My own profession is mostly untelevisable. Mostly. Well, maybe some TV network might make a show out of Aardvark’d: 12 Weeks With Geeks. I also think that there could be a tiny market for a heavily edited “looking over the shoulder” video on the code writing habits of colorful alpha geeks like Linus Torvalds, Donald Knuth, Brad Fitzpatrick, Dries Buytaert, and maybe even JWZ. I’d buy that for a dollar.
I found that there are two occupations that are unexpectedly similar to that of a software developer: prison inmate and line cook. Both of these are heavily male dominated, involve a disproportionate amount of minorities and are very stressful.
I recognized offices in which I worked all my life in prison layouts. The common criminals usually live in a common area in the center of the prison. This is exactly like a common area of an office, except with bunk beds instead of desks. Some actually have semi-private cubicles.

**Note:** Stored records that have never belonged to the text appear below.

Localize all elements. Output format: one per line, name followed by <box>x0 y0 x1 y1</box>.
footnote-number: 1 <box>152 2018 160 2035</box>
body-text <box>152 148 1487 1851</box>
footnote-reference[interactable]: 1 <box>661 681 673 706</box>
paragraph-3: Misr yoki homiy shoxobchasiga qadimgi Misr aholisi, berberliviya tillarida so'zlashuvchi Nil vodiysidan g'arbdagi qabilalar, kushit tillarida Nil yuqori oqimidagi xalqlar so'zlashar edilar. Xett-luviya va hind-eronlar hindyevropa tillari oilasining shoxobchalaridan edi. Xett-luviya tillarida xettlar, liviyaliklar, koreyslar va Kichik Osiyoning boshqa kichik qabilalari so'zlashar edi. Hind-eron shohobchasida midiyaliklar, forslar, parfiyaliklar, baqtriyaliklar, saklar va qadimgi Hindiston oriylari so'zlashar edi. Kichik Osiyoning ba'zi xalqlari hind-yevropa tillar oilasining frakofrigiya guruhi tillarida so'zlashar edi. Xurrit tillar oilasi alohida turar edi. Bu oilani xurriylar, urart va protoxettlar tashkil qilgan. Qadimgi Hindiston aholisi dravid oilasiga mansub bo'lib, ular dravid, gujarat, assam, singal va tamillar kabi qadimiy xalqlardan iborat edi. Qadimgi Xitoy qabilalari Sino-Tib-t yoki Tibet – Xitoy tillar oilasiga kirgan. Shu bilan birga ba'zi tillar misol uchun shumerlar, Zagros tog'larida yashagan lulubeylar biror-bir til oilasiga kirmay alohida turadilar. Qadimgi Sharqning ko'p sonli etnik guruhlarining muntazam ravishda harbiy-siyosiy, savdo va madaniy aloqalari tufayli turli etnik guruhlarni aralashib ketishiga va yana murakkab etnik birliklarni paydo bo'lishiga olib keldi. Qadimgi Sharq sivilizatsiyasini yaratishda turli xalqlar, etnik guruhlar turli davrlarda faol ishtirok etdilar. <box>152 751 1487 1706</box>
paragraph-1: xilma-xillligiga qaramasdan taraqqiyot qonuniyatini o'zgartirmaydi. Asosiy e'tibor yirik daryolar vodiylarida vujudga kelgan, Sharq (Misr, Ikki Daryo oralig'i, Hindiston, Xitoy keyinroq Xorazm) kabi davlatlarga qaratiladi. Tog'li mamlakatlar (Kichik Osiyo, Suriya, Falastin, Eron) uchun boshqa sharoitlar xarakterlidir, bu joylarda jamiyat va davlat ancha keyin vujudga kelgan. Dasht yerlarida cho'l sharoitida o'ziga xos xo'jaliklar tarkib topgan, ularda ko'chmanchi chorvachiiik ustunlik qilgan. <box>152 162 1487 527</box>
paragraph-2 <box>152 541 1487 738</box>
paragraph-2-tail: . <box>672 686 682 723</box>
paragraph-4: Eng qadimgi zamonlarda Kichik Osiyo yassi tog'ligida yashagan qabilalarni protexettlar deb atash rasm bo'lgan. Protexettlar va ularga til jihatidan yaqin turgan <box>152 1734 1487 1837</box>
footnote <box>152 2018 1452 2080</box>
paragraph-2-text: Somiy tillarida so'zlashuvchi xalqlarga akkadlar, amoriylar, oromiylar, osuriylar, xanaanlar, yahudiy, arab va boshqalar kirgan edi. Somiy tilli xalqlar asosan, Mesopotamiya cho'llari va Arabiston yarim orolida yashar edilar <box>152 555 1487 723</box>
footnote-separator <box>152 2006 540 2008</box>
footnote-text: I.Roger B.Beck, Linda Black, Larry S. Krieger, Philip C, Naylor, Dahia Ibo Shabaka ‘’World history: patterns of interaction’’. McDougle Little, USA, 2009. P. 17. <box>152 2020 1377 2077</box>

Inmates organize into gangs, just like departments. Gang leaders are usually placed into single or double cells that line the perimeter of the common area to cut down on the communication between them and their reports. Even there you have to be a manager to score an office.
Restaurants are a lot like developer shops. You have your front of the house: waiters (sales people), hosts and managers, food runners (analysts). And then you have your back of the house: chefs (architects and lead developers), line cooks (developers) and prep cooks (producers). There’s no good equivalent for dishwashers in a typical developer shop.
People often assume that a chef primarily cooks and a lead developer primarily codes. Do you know the title of Julia Child’s awesome show? Well, she was neither French nor a chef. Chefs do surprisingly little cooking, they are more like conductors in orchestras. They create menus, divvy up the tasks, check quality, train and supervise cooks. Best chefs, just like the best lead developers do find time to cook, but still spend more time organizing, tasting and researching.